Rod Drury hits back at ICT Minister comments not requiring second cable for UFB success

The idea that Pacific Fibre was sunk due to American fears of Chinese investment and espionage has “taken a life of its own”, says Rod Drury.

“There’s a bit of sensationalism in all this,” he says.

Drury says there was some political pressure from the US regarding Pacific Fibre’s proposed $400 million cable, but this was for the most part posturing for a better deal.

“We were told it would be difficult to connect a 100 percent Chinese invested cable,” says Drury.

Drury says this political wrangling was not something the team at Pacific Fibre were experienced in, but they tried to mitigate risks by managing who they worked with.

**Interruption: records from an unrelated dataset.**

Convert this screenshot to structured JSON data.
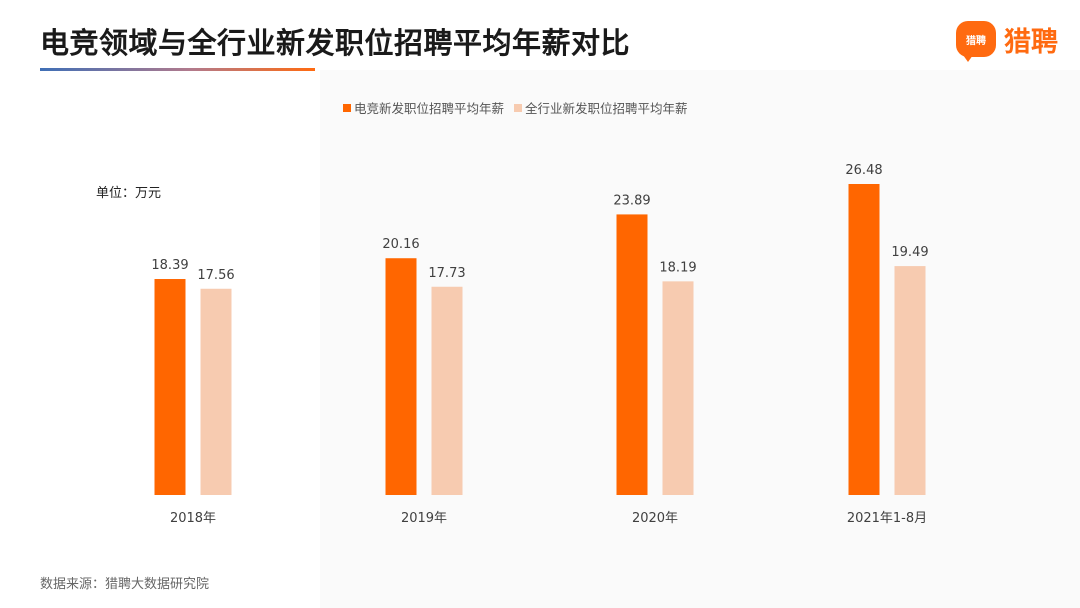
{
  "header": {
    "title": "电竞领域与全行业新发职位招聘平均年薪对比",
    "logo_badge": "猎聘",
    "logo_text": "猎聘",
    "logo_icon": "speech-bubble-icon"
  },
  "unit_label": "单位：万元",
  "source": "数据来源：猎聘大数据研究院",
  "colors": {
    "esports": "#ff6600",
    "all_industry": "#f7cbb0",
    "accent": "#ff6a10"
  },
  "chart_data": {
    "type": "bar",
    "title": "电竞领域与全行业新发职位招聘平均年薪对比",
    "xlabel": "",
    "ylabel": "",
    "unit": "万元",
    "categories": [
      "2018年",
      "2019年",
      "2020年",
      "2021年1-8月"
    ],
    "series": [
      {
        "name": "电竞新发职位招聘平均年薪",
        "values": [
          18.39,
          20.16,
          23.89,
          26.48
        ],
        "value_labels": [
          "18.39",
          "20.16",
          "23.89",
          "26.48"
        ]
      },
      {
        "name": "全行业新发职位招聘平均年薪",
        "values": [
          17.56,
          17.73,
          18.19,
          19.49
        ],
        "value_labels": [
          "17.56",
          "17.73",
          "18.19",
          "19.49"
        ]
      }
    ],
    "ylim": [
      0,
      26.48
    ],
    "grid": false,
    "legend_position": "top-center"
  }
}
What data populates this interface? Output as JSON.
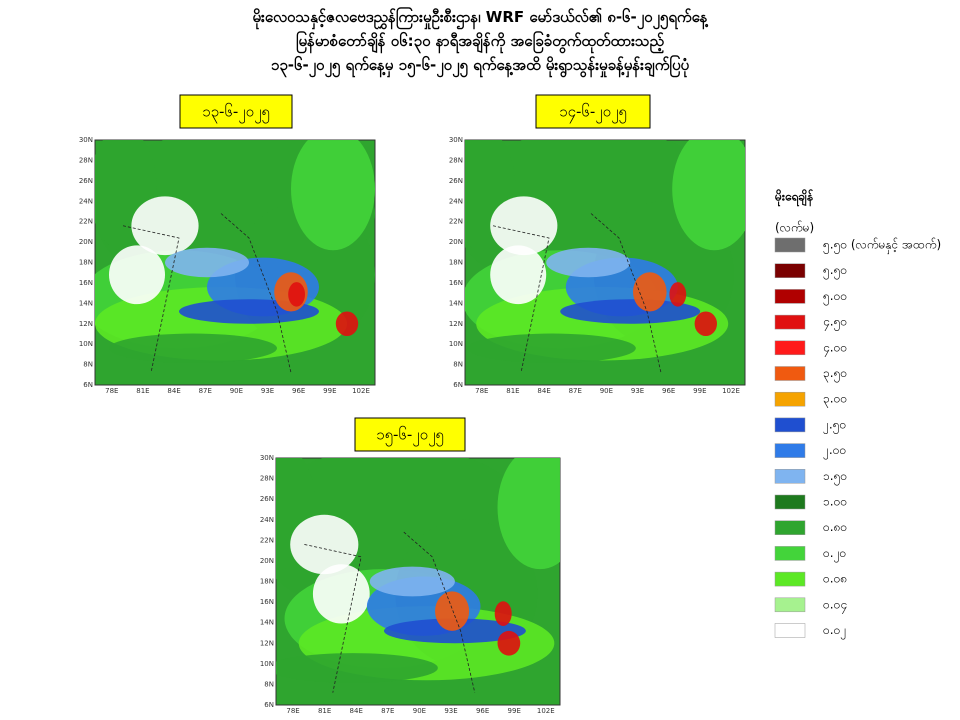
{
  "header": {
    "lines": [
      "မိုးလေဝသနှင့်ဇလဗေဒညွှန်ကြားမှုဦးစီးဌာန၊ WRF မော်ဒယ်လ်၏ ၈-၆-၂၀၂၅ရက်နေ့",
      "မြန်မာစံတော်ချိန် ၀၆:၃၀ နာရီအချိန်ကို အခြေခံတွက်ထုတ်ထားသည့်",
      "၁၃-၆-၂၀၂၅ ရက်နေ့မှ ၁၅-၆-၂၀၂၅ ရက်နေ့အထိ မိုးရွာသွန်းမှုခန့်မှန်းချက်ပြပုံ"
    ]
  },
  "maps": [
    {
      "date": "၁၃-၆-၂၀၂၅"
    },
    {
      "date": "၁၄-၆-၂၀၂၅"
    },
    {
      "date": "၁၅-၆-၂၀၂၅"
    }
  ],
  "axes": {
    "lat_labels": [
      "30N",
      "28N",
      "26N",
      "24N",
      "22N",
      "20N",
      "18N",
      "16N",
      "14N",
      "12N",
      "10N",
      "8N",
      "6N"
    ],
    "lon_labels": [
      "78E",
      "81E",
      "84E",
      "87E",
      "90E",
      "93E",
      "96E",
      "99E",
      "102E"
    ]
  },
  "legend": {
    "title": "မိုးရေချိန်",
    "unit": "(လက်မ)",
    "items": [
      {
        "label": "၅.၅၀ (လက်မနှင့် အထက်)",
        "color": "#6e6e6e"
      },
      {
        "label": "၅.၅၀",
        "color": "#7a0000"
      },
      {
        "label": "၅.၀၀",
        "color": "#b00000"
      },
      {
        "label": "၄.၅၀",
        "color": "#e01010"
      },
      {
        "label": "၄.၀၀",
        "color": "#ff1a1a"
      },
      {
        "label": "၃.၅၀",
        "color": "#f05a10"
      },
      {
        "label": "၃.၀၀",
        "color": "#f5a300"
      },
      {
        "label": "၂.၅၀",
        "color": "#1f4fd0"
      },
      {
        "label": "၂.၀၀",
        "color": "#2f7be8"
      },
      {
        "label": "၁.၅၀",
        "color": "#7fb4f0"
      },
      {
        "label": "၁.၀၀",
        "color": "#1e7a1e"
      },
      {
        "label": "၀.၈၀",
        "color": "#2fa52f"
      },
      {
        "label": "၀.၂၀",
        "color": "#43d43a"
      },
      {
        "label": "၀.၀၈",
        "color": "#5ce825"
      },
      {
        "label": "၀.၀၄",
        "color": "#a6f28f"
      },
      {
        "label": "၀.၀၂",
        "color": "#ffffff"
      }
    ]
  }
}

Pacific Fibre’s vendor for undersea fibre technology was SubCom, an American company. Drury says he hoped this partnership would ease any concerns the US had about Chinese interests in the cable.

On advice from New Zealand Trade and Enterprise and Trade Minister Tim Groser, Drury says Pacific Fibre sought investment from an approved group of Chinese investors.

But he believes what really sunk Pacific Fibre was a lack of domestic investment and further government support.

“This would have been much easier if there was substantial New Zealand content in the funding,” says Drury.

Drury says investment from NZ Super Fund would have been appropriate and could have saved the venture. The superannuation group has a mandate to invest in critical New Zealand infrastructure, which Drury says the Pacific Fibre cable would come under.

A spokesperson for NZ Super Fund told Computerworld it did not invest in Pacific Fibre because Pacific Fibre did not pass its due diligence.

“ Ultimately we were unable to gain enough confidence in the opportunity, for our purposes,” says the spokesperson.

“Any investment we make needs to generate sufficient returns for the risk we have to take on, relative to other investment opportunities both domestically and internationally.”

In response to ICT Minister Amy Adam’s comment that UFB success is not dependent on a second international internet cable, Drury says this shows the minister’s lack of understanding in this space.

“An argument is we could just cache overseas content, but these people don’t understand that’s not all New Zealanders want to do online. We want to use live communication. What about multi-video Skype chats, what about Google Hangouts?,” says Drury.

Drury, who is also the CEO of cloud accounting tool Xero, says because of poor international connectivity his company has been forced to hire sales managers overseas in order to conduct webinars and sales pitches online.

Drury says Southern Cross does have additional international capacity, but there is no incentive for it to open that up without competition from another player.

“Southern Cross is acting completely rationally, they need to maximise the return from their monopoly cable,” says Drury.

“They could give us more bandwidth for less, but the more capacity they use the closer they get to footing up hundreds of millions of their own money to increase capacity.”